Latar Belakang

Dalam satu dasawarsa terakhir, Indonesia mengalami banyak musibah bencana seperti  gempa bumi, tsunami, letusan gunung berapi, banjir, tanah longsor, bahkan bencana sosial seperti konflik antar suku dan separatisme.  Harus disadari keadaan ini terjadi karena Indonesia berada dalam wilayahring of fire yang rawan bencana, terbentuk dari 13.466 pulau dengan 1.340 suku bangsa.  Data di lapangan menunjukkan bahwa frekuensi danmagnitude bencana di Indonesia dari waktu ke waktu semakin meningkat.

Keberadaan Muhammadiyah di negeri ini tidak dapat dipungkiri.  Berdiri pada tahun 1912, kemudian turut serta membidani lahirnya Negara Kesatuan Republik Indonesia.  Kini dan kemudian, Muhammadiyah akan terus mengabdi menuju tercapainya cita-cita, membentuk masyarakat islam yang sebenar-benarnya yang diridhoi Allah SWT.

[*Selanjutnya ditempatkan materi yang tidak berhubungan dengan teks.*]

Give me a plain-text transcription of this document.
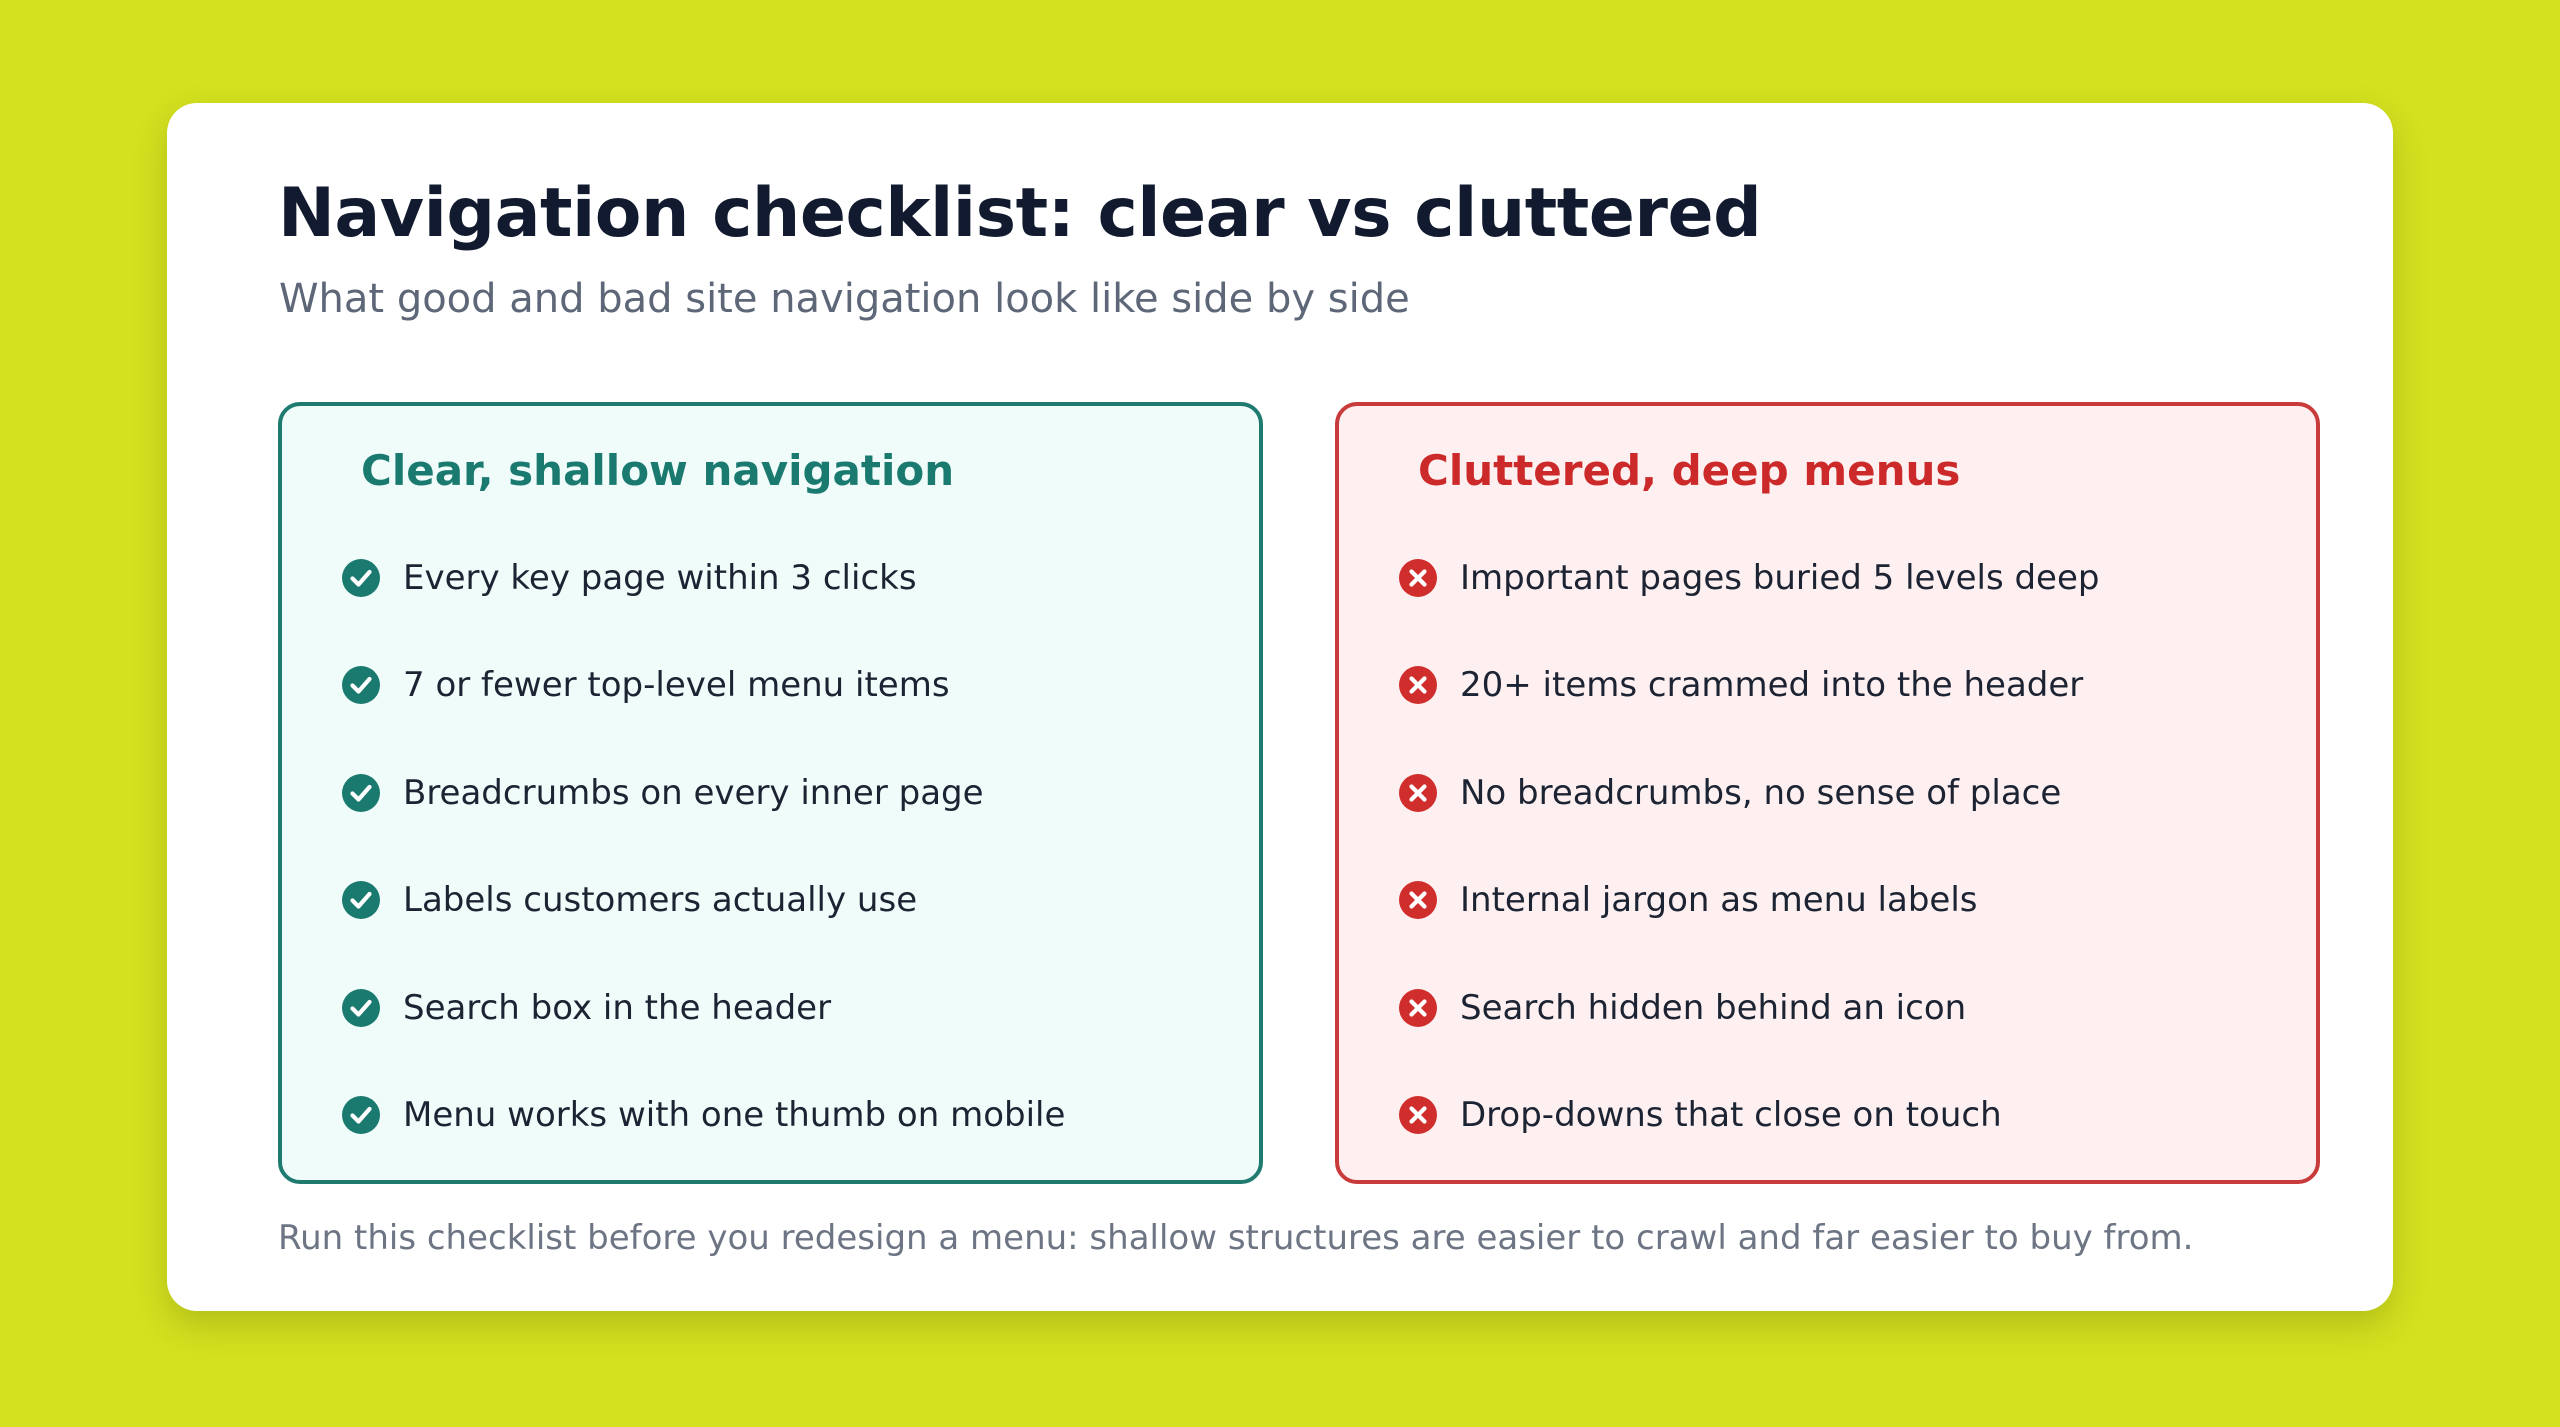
Navigation checklist: clear vs cluttered

What good and bad site navigation look like side by side

Clear, shallow navigation
Every key page within 3 clicks
7 or fewer top-level menu items
Breadcrumbs on every inner page
Labels customers actually use
Search box in the header
Menu works with one thumb on mobile
Cluttered, deep menus
Important pages buried 5 levels deep
20+ items crammed into the header
No breadcrumbs, no sense of place
Internal jargon as menu labels
Search hidden behind an icon
Drop-downs that close on touch

Run this checklist before you redesign a menu: shallow structures are easier to crawl and far easier to buy from.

Sebagai organisasi terbesar di Indonesia, Muhammadiyah telah memiliki peranan penting dalam penanganan bencana di tingkat nasional bahkan internasional.  Kiprahnya telah dimulai sejak 1917 ketika menolong korban letusan Gunung Kelud dan mulai lebih masif pada saat bencana tsunami di Aceh tahun 2004, hingga berbagai bencana yang terjadi pada saat ini.

Muhammadiyah menyadari bahwa apa-apa yang telah dilakukan tersebut sesungguhnya masih jauh di bawah potensi yang dimiliki.  Dari sejumah 174 Perguruan Tinggi Muhammadiyah (PTM) yang berada dan tersebar di seluruh pelosok tanah air,  baru sedikit PTM yang memiliki kelembagaan –seperti pusat studi kebencanaan misalnya- yang bergerak di bidang kebencanaan.  Minimnya jumlah kelembagaan ini mengakibatkan kegiatan Tri Dharma Perguruan Tinggi bidang kebencanaan di PTM masih rendah.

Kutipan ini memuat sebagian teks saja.